Running River rainbowfish are social fish often found in schools of six or more. They have an omnivorous diet and often feed on shrimp, bloodworms, Daphnia, and riparian vegetation.

==Taxonomy==
Although discovered in 1982 by Ray Leggett, the species was never formally described as its taxonomy was unclear. However, genetic analysis supports the Running River rainbowfish as a distinct species, rather than a colour variety of the eastern rainbowfish. DNA studies, including single nucleotide polymorphism (SNP) genotyping of historical and current samples, established its phylogenetic independence. Showing no close genetic relation to other rainbowfishes in the Burdekin River basin. Their taxonomic placement places them among the ray-finned fishes, specifically within the diverse family of rainbowfishes endemic to freshwaters of Australia and New Guinea. Within the genus Melanotaenia (including 89 defined species) the Running River rainbowfish is within a unique lineage in the Australis clade.

== Reproduction ==
There is little information known on spawning in the wild, however there is some information on breeding in captivity. Like most rainbow fish, external fertilization on adhesive eggs is the mode of reproduction. The mean clutch size, hatch time, and egg size for the Running River rainbowfish are unknown. Sexually mature individuals are typically around 3 cm in total length. The hatched fish usually reach the fry stage around 30-40 days after hatching and reach full juvenile status around 6 months . The Running River rainbowfish reaches maturity at around one year old.

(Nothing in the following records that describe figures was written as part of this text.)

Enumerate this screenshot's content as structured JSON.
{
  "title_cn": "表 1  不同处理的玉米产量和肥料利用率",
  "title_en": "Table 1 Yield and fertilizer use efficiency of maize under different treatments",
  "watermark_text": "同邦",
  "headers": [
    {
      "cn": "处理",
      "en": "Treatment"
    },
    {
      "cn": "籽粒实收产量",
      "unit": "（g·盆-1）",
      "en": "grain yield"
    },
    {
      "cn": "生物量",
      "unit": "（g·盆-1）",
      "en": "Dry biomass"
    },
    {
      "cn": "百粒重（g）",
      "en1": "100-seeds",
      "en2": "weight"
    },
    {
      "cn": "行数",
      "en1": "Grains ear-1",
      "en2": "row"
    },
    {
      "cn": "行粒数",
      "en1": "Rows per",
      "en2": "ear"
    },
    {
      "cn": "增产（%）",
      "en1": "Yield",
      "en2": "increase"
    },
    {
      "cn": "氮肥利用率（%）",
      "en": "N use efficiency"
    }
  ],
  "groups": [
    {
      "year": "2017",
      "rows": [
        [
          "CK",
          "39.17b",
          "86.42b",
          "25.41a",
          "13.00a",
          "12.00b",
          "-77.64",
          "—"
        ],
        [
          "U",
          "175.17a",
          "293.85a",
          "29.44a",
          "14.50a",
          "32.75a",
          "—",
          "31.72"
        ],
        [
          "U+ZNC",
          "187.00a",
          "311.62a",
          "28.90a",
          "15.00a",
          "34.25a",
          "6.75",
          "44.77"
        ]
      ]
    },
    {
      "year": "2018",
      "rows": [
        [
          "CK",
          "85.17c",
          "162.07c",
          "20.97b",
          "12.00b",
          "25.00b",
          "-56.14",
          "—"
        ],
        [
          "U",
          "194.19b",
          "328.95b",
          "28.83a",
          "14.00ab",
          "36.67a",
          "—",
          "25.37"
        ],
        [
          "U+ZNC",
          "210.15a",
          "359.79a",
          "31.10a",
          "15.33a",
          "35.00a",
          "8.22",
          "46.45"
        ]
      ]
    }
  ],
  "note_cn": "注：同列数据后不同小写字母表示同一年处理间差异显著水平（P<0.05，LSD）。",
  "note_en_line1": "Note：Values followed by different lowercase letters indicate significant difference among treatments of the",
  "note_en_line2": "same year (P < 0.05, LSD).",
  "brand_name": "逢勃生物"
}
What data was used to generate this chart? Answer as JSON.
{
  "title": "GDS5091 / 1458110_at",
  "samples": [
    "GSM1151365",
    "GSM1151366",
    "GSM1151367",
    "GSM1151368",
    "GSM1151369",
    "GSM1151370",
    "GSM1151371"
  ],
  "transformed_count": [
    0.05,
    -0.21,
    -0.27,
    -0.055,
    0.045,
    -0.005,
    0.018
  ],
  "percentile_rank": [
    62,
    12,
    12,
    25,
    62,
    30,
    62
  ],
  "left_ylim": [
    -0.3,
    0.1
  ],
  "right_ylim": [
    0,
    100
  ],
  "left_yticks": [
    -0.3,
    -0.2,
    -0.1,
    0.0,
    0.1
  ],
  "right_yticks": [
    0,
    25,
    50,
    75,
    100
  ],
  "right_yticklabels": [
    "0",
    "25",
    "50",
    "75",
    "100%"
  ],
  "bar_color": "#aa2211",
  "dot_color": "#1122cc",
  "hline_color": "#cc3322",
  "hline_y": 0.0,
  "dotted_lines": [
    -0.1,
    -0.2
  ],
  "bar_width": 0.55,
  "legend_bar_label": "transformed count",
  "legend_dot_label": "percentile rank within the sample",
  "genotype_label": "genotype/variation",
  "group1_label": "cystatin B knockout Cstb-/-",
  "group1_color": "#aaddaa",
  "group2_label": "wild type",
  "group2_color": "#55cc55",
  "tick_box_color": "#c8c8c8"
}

Ideal spawning conditions include low flow and warm temperatures (typically seen in other Queensland Melanotaenia species as well) .

==Conservation==

In the wild, the Running River rainbowfish is confined to a 13 km stretch of Running River (a tributary of the Burdekin River), isolated between two gorges. Large waterfalls that the fish cannot swim up also prevent the Running River rainbowfish from moving location. In August 2015, ecologists Peter Unmack and Michael Hammer discovered that large numbers of eastern rainbowfish had been introduced into the upper section of Running River, and were hybridising and introgressing with the Running River rainbowfish. Due to this hybridisation threat, the Australian Society for Fish Biology listed the Running River rainbowfish as critically endangered in September 2016.The classification was based on the IUCN criteria, but cannot be federally listed due to not yet being described.

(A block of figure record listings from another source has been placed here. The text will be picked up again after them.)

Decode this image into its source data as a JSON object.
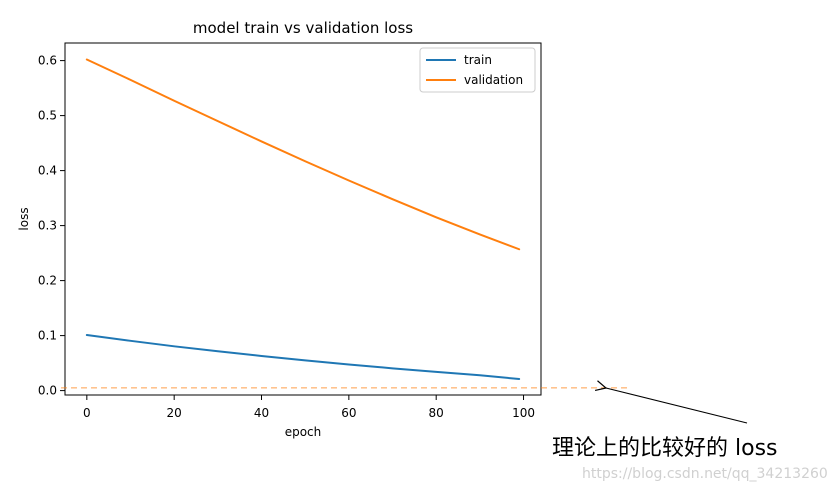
{
  "chart_data": {
    "type": "line",
    "title": "model train vs validation loss",
    "xlabel": "epoch",
    "ylabel": "loss",
    "xlim": [
      -5,
      104
    ],
    "ylim": [
      -0.008,
      0.632
    ],
    "x_ticks": [
      0,
      20,
      40,
      60,
      80,
      100
    ],
    "y_ticks": [
      0.0,
      0.1,
      0.2,
      0.3,
      0.4,
      0.5,
      0.6
    ],
    "grid": false,
    "legend_position": "top-right",
    "series": [
      {
        "name": "train",
        "color": "#1f77b4",
        "x": [
          0,
          10,
          20,
          30,
          40,
          50,
          60,
          70,
          80,
          90,
          99
        ],
        "y": [
          0.101,
          0.0905,
          0.0805,
          0.0715,
          0.063,
          0.055,
          0.0475,
          0.0405,
          0.034,
          0.028,
          0.021
        ]
      },
      {
        "name": "validation",
        "color": "#ff7f0e",
        "x": [
          0,
          10,
          20,
          30,
          40,
          50,
          60,
          70,
          80,
          90,
          99
        ],
        "y": [
          0.602,
          0.565,
          0.527,
          0.49,
          0.453,
          0.417,
          0.382,
          0.348,
          0.315,
          0.284,
          0.257
        ]
      }
    ],
    "reference_line": {
      "y": 0.005,
      "color": "#ff7f0e",
      "style": "dashed"
    },
    "annotation": {
      "text": "理论上的比较好的 loss"
    }
  },
  "watermark": "https://blog.csdn.net/qq_34213260"
}
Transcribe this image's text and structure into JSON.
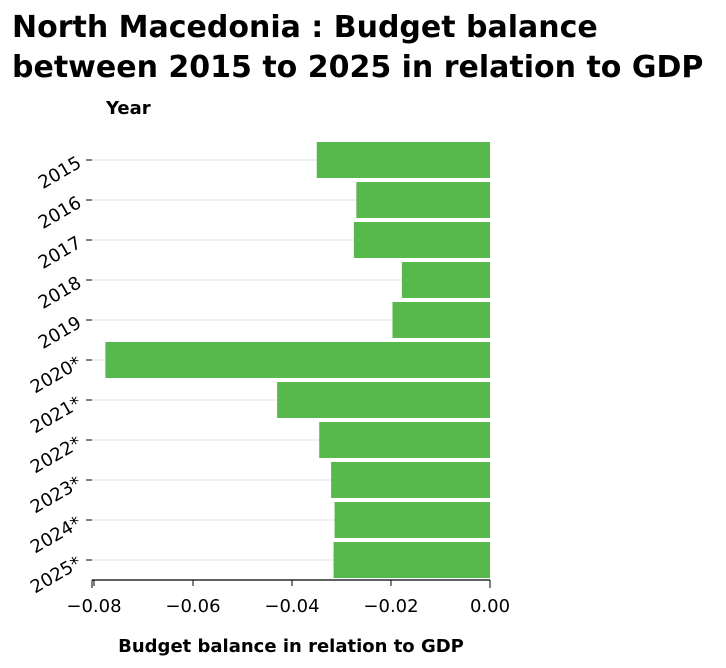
{
  "chart_data": {
    "type": "bar",
    "orientation": "horizontal",
    "title": "North Macedonia : Budget balance between 2015 to 2025 in relation to GDP",
    "xlabel": "Budget balance in relation to GDP",
    "ylabel": "Year",
    "categories": [
      "2015",
      "2016",
      "2017",
      "2018",
      "2019",
      "2020*",
      "2021*",
      "2022*",
      "2023*",
      "2024*",
      "2025*"
    ],
    "values": [
      -0.035,
      -0.027,
      -0.0275,
      -0.0178,
      -0.0197,
      -0.0777,
      -0.043,
      -0.0345,
      -0.0321,
      -0.0314,
      -0.0316
    ],
    "xlim": [
      -0.08,
      0.0
    ],
    "xticks": [
      "−0.08",
      "−0.06",
      "−0.04",
      "−0.02",
      "0.00"
    ],
    "bar_color": "#57b94c",
    "grid": "horizontal"
  }
}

Due to the fish's popularity among aquarium owners, clubs and enthusiasts were able to raise $12,000. That money was spent to go on trips to collect the 207 remaining wild Running rainbowfish to breed in captivity for eventual release back into the wild. Some of the collection methods included snorkeling and hand-netting.

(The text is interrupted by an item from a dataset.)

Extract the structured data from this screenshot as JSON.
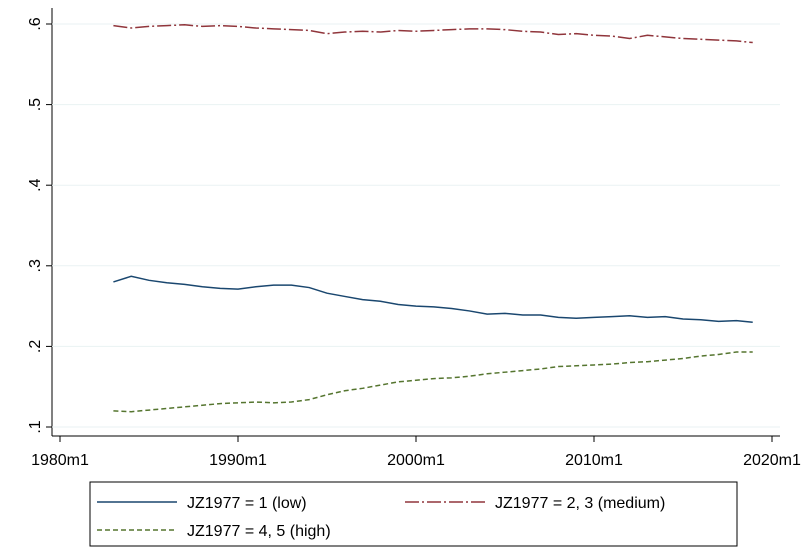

In August 2015, researchers from the University of Canberra and James Cook University began a captive breeding program using 'pure' Running River rainbowfish captured from the wild. By September 2016, they had bred 3,000 to 4,000 individuals. These captive-bred fish are being released into two nearby tributaries, Deception Creek and Puzzle Creek, at the Mount Zero-Taravale Wildlife Sanctuary, beginning in November 2016. The fish were protected by natural barriers including waterfalls to prevent other spices from entering the area and changing the genetics again. Monitoring was continued for two years after the initial release to ensure the population moved into available habitat and remained stable.

As of 2023 the captive breeding program has been declared a success with approximately 18 km of habitat being added to their range. There are now thriving captive populations in Australian Wildlife Conservancy (AWC)’s Mount Zero-Taravale Wildlife Sanctuary (Gugu Badhun country).The fish have since continued their wild reproduction and have numbers in the tens of thousands. The fish are still considered critically endangered in Queensland and Australia records.